I don’t even know how their minds hold all that information about 60 players from the NFL, 37 college basketball players, 45 NBA players, 16 hockey players, and the list goes on.
Women cook, create, exercise, read and let the mind wander to make them happy.
But for men, once the game plays on television, nothing else in the world matters.
Sometimes I feel like my boyfriend loves sports and his boyfriends more and would rather watch Erin Andrews than spend time with me.
Take the money you throw away on the NFL Sunday Ticket, endless brackets and losing bets, and take me out to dinner dammit!
With the conclusion of March Madness I don’t think I ever want to watch another basketball game again and I’d rather have a conversation with my boyfriend without his eyes glued to the latest sports news. In my estimation, the average male spends over 15 hours a week watching sports programming. Yes, that’s including the endless loops of Sports Center. So why do sports make men so damn happy?

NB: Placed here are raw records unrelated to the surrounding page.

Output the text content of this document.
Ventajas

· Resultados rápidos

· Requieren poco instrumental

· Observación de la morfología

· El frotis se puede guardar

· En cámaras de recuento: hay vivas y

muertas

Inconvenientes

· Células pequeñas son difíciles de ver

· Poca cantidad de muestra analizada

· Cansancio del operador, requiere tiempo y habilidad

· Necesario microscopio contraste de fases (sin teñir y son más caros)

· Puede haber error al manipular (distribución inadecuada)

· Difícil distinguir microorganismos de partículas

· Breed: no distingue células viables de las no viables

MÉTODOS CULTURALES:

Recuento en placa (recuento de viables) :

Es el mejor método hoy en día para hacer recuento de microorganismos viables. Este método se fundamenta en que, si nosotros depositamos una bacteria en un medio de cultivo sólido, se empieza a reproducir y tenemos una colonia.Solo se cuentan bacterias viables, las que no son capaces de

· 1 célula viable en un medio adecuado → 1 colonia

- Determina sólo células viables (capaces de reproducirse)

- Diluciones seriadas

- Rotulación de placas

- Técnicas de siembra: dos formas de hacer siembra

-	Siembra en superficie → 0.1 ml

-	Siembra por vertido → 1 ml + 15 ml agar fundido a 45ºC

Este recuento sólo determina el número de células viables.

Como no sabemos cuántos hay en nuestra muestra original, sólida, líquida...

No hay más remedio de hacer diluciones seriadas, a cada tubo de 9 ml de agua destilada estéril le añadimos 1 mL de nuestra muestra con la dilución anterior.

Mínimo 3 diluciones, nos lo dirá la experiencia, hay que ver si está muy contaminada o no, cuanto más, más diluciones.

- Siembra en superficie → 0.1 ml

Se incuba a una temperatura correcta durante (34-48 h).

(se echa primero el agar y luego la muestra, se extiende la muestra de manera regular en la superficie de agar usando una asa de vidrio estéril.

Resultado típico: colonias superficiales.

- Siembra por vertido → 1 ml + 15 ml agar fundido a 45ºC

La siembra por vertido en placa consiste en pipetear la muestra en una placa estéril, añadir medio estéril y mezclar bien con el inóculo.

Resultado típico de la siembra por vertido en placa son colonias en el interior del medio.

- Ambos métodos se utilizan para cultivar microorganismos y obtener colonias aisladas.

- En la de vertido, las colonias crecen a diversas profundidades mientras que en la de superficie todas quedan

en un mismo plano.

Consider boobs, beers and testosterone.
During the NFL season, beautiful bombshells prance along the sidelines. Cut to commercial break and an up-close breast shot fills the television and men pant for more. Once basketball season arrives, younger women in short skirts spread their legs and bear their stomachs. And baseball, well hit the ballpark and you’ll find some cleavage-bearing, butt cheek showing 20-something professing her love to be the next “Mrs. Jeter.”
What better excuse to tailgate and get drunk at 1 p.m. on a Sunday than watching football? Oh, that Monday night game of the week, Thursday night game, Saturday college football game too… hitting the bar to watch the baseball team, oh right the viewing party for the championship….
Because who else will take the harassment and bullying these men give these players on television that CAN’T HEAR THEM. Please, take your panties out of a bunch. I promise your friends will still think you’re manly if you don’t call every player a derogatory term. Besides, watching up to 20 hours of television a week lowers sperm count.
I don’t understand why men get so attached to sports when the team always ends up breaking their heart.
I can give him everything sports do and make him even happier. Once one season ends another begins, but me, I’m stable for the most part.